Her nemesis emerges as Yong-ha (Song), a foreman of a fishing trawler exploiting illegal immigrants for cheap labour. He and his harridan mother psychologically and physically abuse his spacey, withdrawn teenage daughter, Do-hee (Kim) in a series of increasingly disturbing scenes.
When Do-hee flees to Young-nam’s house to escape her family, events spiral beyond the policewoman’s control.
Shifting tones like much great Korean cinema, it’s difficult to pin a specific genre on A Girl At My Door. On the surface a drama, the bubbling sense of dread and unease makes it seem more like a thriller.
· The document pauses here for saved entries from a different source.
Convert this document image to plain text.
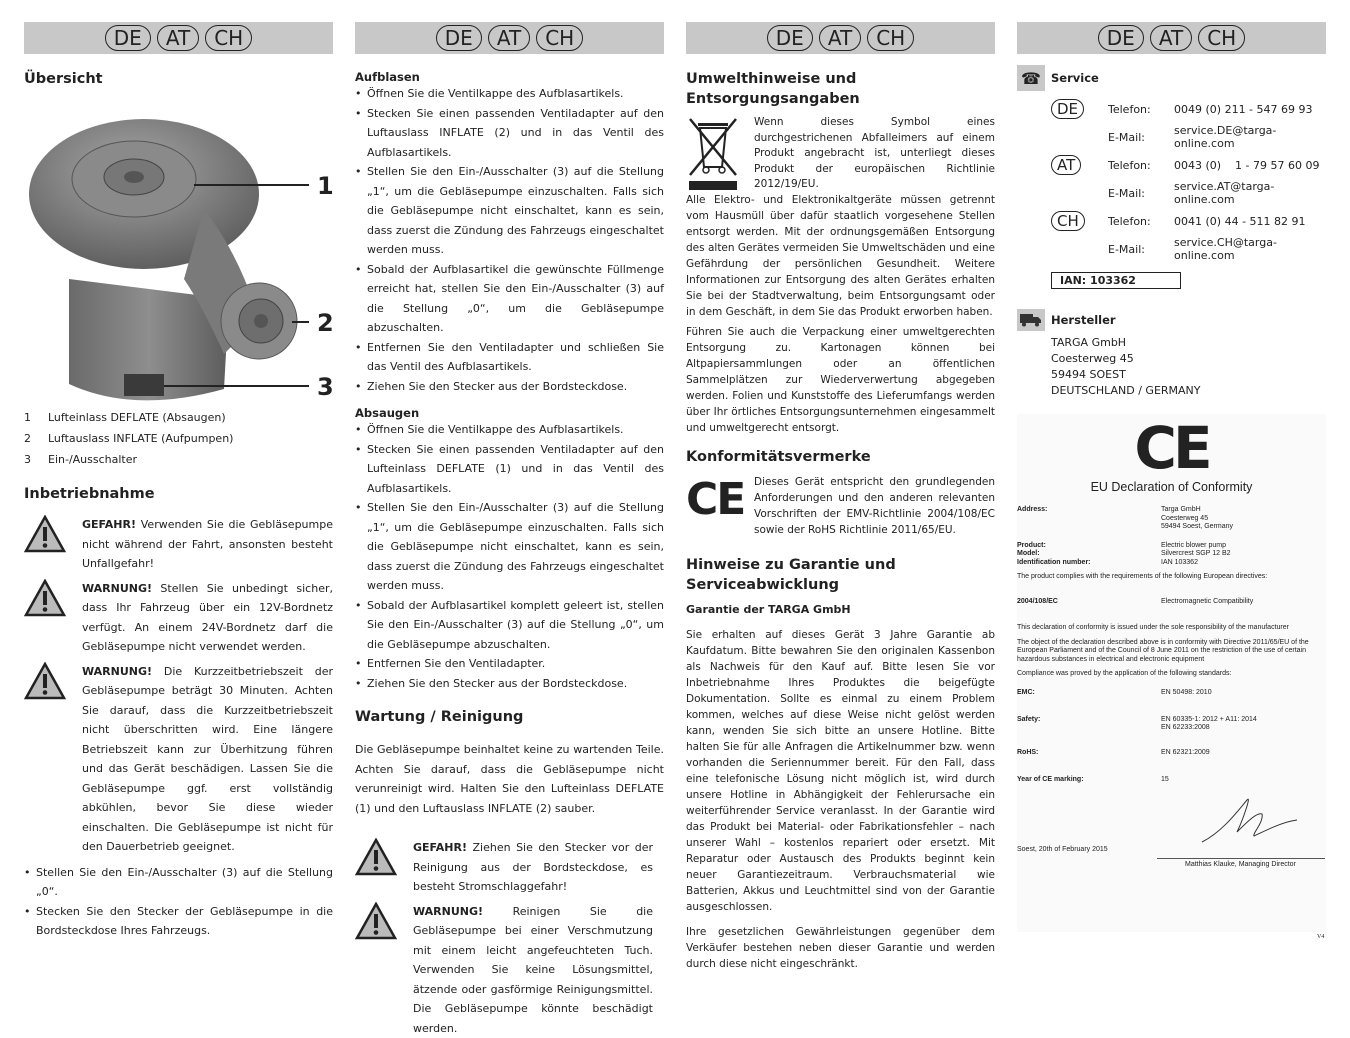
DE	AT	CH
Übersicht
1
2
3
1	Lufteinlass DEFLATE (Absaugen)
2	Luftauslass INFLATE (Aufpumpen)
3	Ein-/Ausschalter
Inbetriebnahme

GEFAHR! Verwenden Sie die Gebläsepumpe nicht während der Fahrt, ansonsten besteht Unfallgefahr!

WARNUNG! Stellen Sie unbedingt sicher, dass Ihr Fahrzeug über ein 12V-Bordnetz verfügt. An einem 24V-Bordnetz darf die Gebläsepumpe nicht verwendet werden.

WARNUNG! Die Kurzzeitbetriebszeit der Gebläsepumpe beträgt 30 Minuten. Achten Sie darauf, dass die Kurzzeitbetriebszeit nicht überschritten wird. Eine längere Betriebszeit kann zur Überhitzung führen und das Gerät beschädigen. Lassen Sie die Gebläsepumpe ggf. erst vollständig abkühlen, bevor Sie diese wieder einschalten. Die Gebläsepumpe ist nicht für den Dauerbetrieb geeignet.

• Stellen Sie den Ein-/Ausschalter (3) auf die Stellung „0“.
• Stecken Sie den Stecker der Gebläsepumpe in die Bordsteckdose Ihres Fahrzeugs.
DE	AT	CH
Aufblasen
• Öffnen Sie die Ventilkappe des Aufblasartikels.
• Stecken Sie einen passenden Ventiladapter auf den Luftauslass INFLATE (2) und in das Ventil des Aufblasartikels.
• Stellen Sie den Ein-/Ausschalter (3) auf die Stellung „1“, um die Gebläsepumpe einzuschalten. Falls sich die Gebläsepumpe nicht einschaltet, kann es sein, dass zuerst die Zündung des Fahrzeugs eingeschaltet werden muss.
• Sobald der Aufblasartikel die gewünschte Füllmenge erreicht hat, stellen Sie den Ein-/Ausschalter (3) auf die Stellung „0“, um die Gebläsepumpe abzuschalten.
• Entfernen Sie den Ventiladapter und schließen Sie das Ventil des Aufblasartikels.
• Ziehen Sie den Stecker aus der Bordsteckdose.
Absaugen
• Öffnen Sie die Ventilkappe des Aufblasartikels.
• Stecken Sie einen passenden Ventiladapter auf den Lufteinlass DEFLATE (1) und in das Ventil des Aufblasartikels.
• Stellen Sie den Ein-/Ausschalter (3) auf die Stellung „1“, um die Gebläsepumpe einzuschalten. Falls sich die Gebläsepumpe nicht einschaltet, kann es sein, dass zuerst die Zündung des Fahrzeugs eingeschaltet werden muss.
• Sobald der Aufblasartikel komplett geleert ist, stellen Sie den Ein-/Ausschalter (3) auf die Stellung „0“, um die Gebläsepumpe abzuschalten.
• Entfernen Sie den Ventiladapter.
• Ziehen Sie den Stecker aus der Bordsteckdose.
Wartung / Reinigung

Die Gebläsepumpe beinhaltet keine zu wartenden Teile. Achten Sie darauf, dass die Gebläsepumpe nicht verunreinigt wird. Halten Sie den Lufteinlass DEFLATE (1) und den Luftauslass INFLATE (2) sauber.

GEFAHR! Ziehen Sie den Stecker vor der Reinigung aus der Bordsteckdose, es besteht Stromschlaggefahr!

WARNUNG! Reinigen Sie die Gebläsepumpe bei einer Verschmutzung mit einem leicht angefeuchteten Tuch. Verwenden Sie keine Lösungsmittel, ätzende oder gasförmige Reinigungsmittel. Die Gebläsepumpe könnte beschädigt werden.

DE	AT	CH
Umwelthinweise und Entsorgungsangaben

Wenn dieses Symbol eines durchgestrichenen Abfalleimers auf einem Produkt angebracht ist, unterliegt dieses Produkt der europäischen Richtlinie 2012/19/EU.

Alle Elektro- und Elektronikaltgeräte müssen getrennt vom Hausmüll über dafür staatlich vorgesehene Stellen entsorgt werden. Mit der ordnungsgemäßen Entsorgung des alten Gerätes vermeiden Sie Umweltschäden und eine Gefährdung der persönlichen Gesundheit. Weitere Informationen zur Entsorgung des alten Gerätes erhalten Sie bei der Stadtverwaltung, beim Entsorgungsamt oder in dem Geschäft, in dem Sie das Produkt erworben haben.

Führen Sie auch die Verpackung einer umweltgerechten Entsorgung zu. Kartonagen können bei Altpapiersammlungen oder an öffentlichen Sammelplätzen zur Wiederverwertung abgegeben werden. Folien und Kunststoffe des Lieferumfangs werden über Ihr örtliches Entsorgungsunternehmen eingesammelt und umweltgerecht entsorgt.

Konformitätsvermerke
CE Dieses Gerät entspricht den grundlegenden Anforderungen und den anderen relevanten Vorschriften der EMV-Richtlinie 2004/108/EC sowie der RoHS Richtlinie 2011/65/EU.

Hinweise zu Garantie und Serviceabwicklung
Garantie der TARGA GmbH

Sie erhalten auf dieses Gerät 3 Jahre Garantie ab Kaufdatum. Bitte bewahren Sie den originalen Kassenbon als Nachweis für den Kauf auf. Bitte lesen Sie vor Inbetriebnahme Ihres Produktes die beigefügte Dokumentation. Sollte es einmal zu einem Problem kommen, welches auf diese Weise nicht gelöst werden kann, wenden Sie sich bitte an unsere Hotline. Bitte halten Sie für alle Anfragen die Artikelnummer bzw. wenn vorhanden die Seriennummer bereit. Für den Fall, dass eine telefonische Lösung nicht möglich ist, wird durch unsere Hotline in Abhängigkeit der Fehlerursache ein weiterführender Service veranlasst. In der Garantie wird das Produkt bei Material- oder Fabrikationsfehler – nach unserer Wahl – kostenlos repariert oder ersetzt. Mit Reparatur oder Austausch des Produkts beginnt kein neuer Garantiezeitraum. Verbrauchsmaterial wie Batterien, Akkus und Leuchtmittel sind von der Garantie ausgeschlossen.

Ihre gesetzlichen Gewährleistungen gegenüber dem Verkäufer bestehen neben dieser Garantie und werden durch diese nicht eingeschränkt.

DE	AT	CH
☎ Service
DE	Telefon:	0049 (0) 211 - 547 69 93
	E-Mail:	service.DE@targa-online.com
AT	Telefon:	0043 (0)    1 - 79 57 60 09
	E-Mail:	service.AT@targa-online.com
CH	Telefon:	0041 (0) 44 - 511 82 91
	E-Mail:	service.CH@targa-online.com
IAN: 103362
Hersteller
TARGA GmbH
Coesterweg 45
59494 SOEST
DEUTSCHLAND / GERMANY
CE
EU Declaration of Conformity
Address:	Targa GmbH
Coesterweg 45
59494 Soest, Germany

Product:	Electric blower pump
Model:	Silvercrest SGP 12 B2
Identification number:	IAN 103362
The product complies with the requirements of the following European directives:
2004/108/EC	Electromagnetic Compatibility
This declaration of conformity is issued under the sole responsibility of the manufacturer

The object of the declaration described above is in conformity with Directive 2011/65/EU of the European Parliament and of the Council of 8 June 2011 on the restriction of the use of certain hazardous substances in electrical and electronic equipment

Compliance was proved by the application of the following standards:
EMC:	EN 50498: 2010
Safety:	EN 60335-1: 2012 + A11: 2014
EN 62233:2008

RoHS:	EN 62321:2009
Year of CE marking:	15
Soest, 20th of February 2015
Matthias Klauke, Managing Director
V4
What it ultimately emerges as is a woman’s picture in the vein of the great Hollywood melodramas such as Mildred Pierce or The Reckless Moment.
Led by Doona Bae’s astonishing performance, her expressive eyes doing most of her talking, Jung’s movie is about a woman’s struggle for acceptance when on the receiving end of either anger or confusion from the men in her life.
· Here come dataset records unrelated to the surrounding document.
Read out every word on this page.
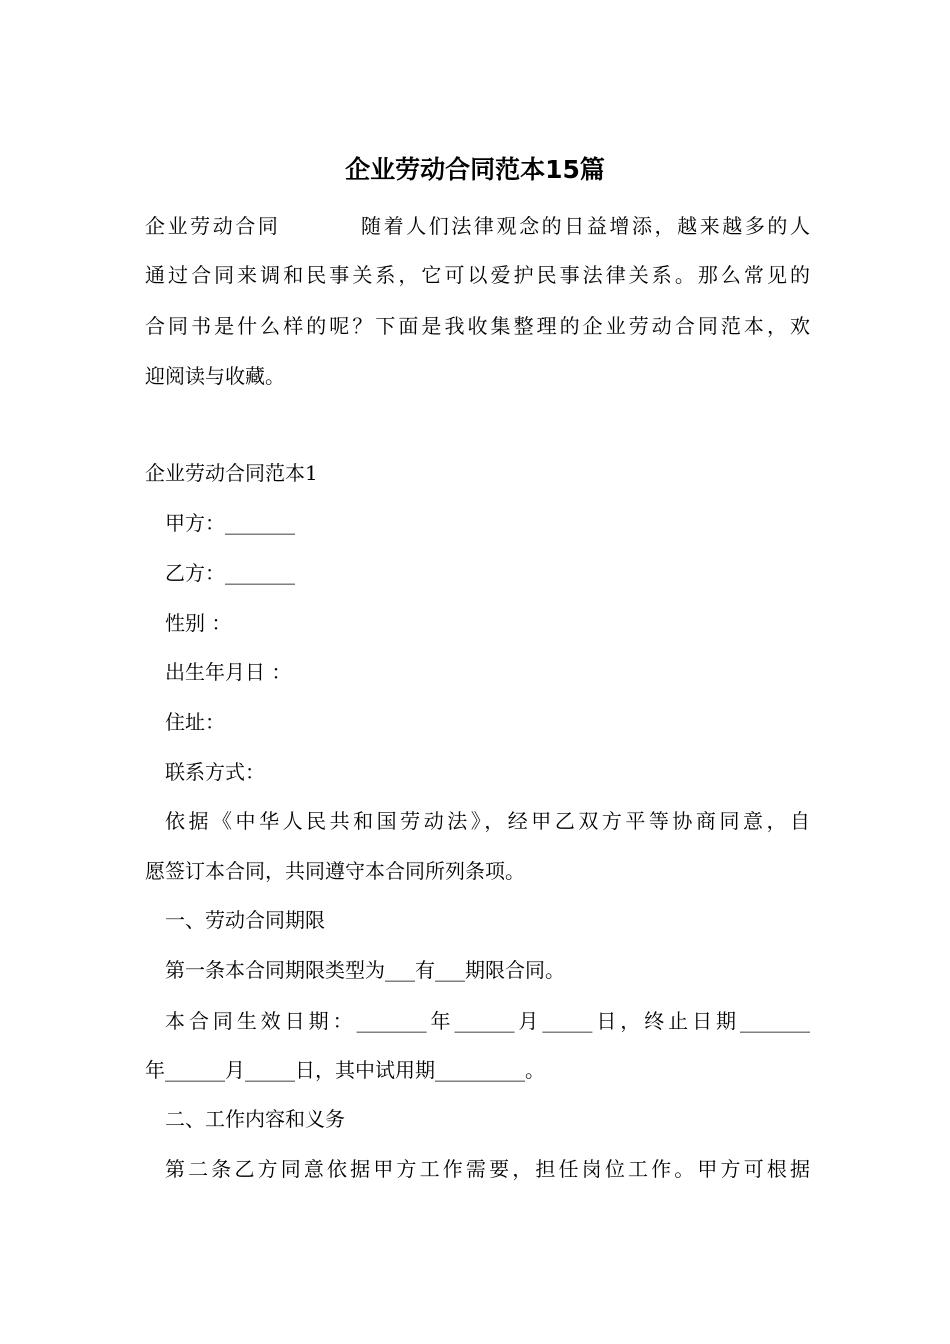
企业劳动合同范本15篇

企业劳动合同	随着人们法律观念的日益增添，越来越多的人

通过合同来调和民事关系，它可以爱护民事法律关系。那么常见的

合同书是什么样的呢？下面是我收集整理的企业劳动合同范本，欢

迎阅读与收藏。

企业劳动合同范本1

甲方：_______

乙方：_______

性别 ：

出生年月日 ：

住址：

联系方式：

依据《中华人民共和国劳动法》，经甲乙双方平等协商同意，自

愿签订本合同，共同遵守本合同所列条项。

一、劳动合同期限

第一条本合同期限类型为___有___期限合同。

本合同生效日期：_______年______月_____日，终止日期_______

年______月_____日，其中试用期_________。

二、工作内容和义务

第二条乙方同意依据甲方工作需要，担任岗位工作。甲方可根据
Young-nam pointedly shares more in common with the illegal immigrants being exploited or the abused Do-hee than with her fellow officers or the women in the local hair salon.
Kim proves herself an actress to note, moving from joy to abject misery in the flick of a heartbreaking crooked smile.
Jung displays a gift for judging mood, knowing how dark to make the drama without tipping over into empty exploitation, keeping visuals in well-composed mid-shot.
And she tops it all off with an ending guaranteed to move even the most stoic bottom lip.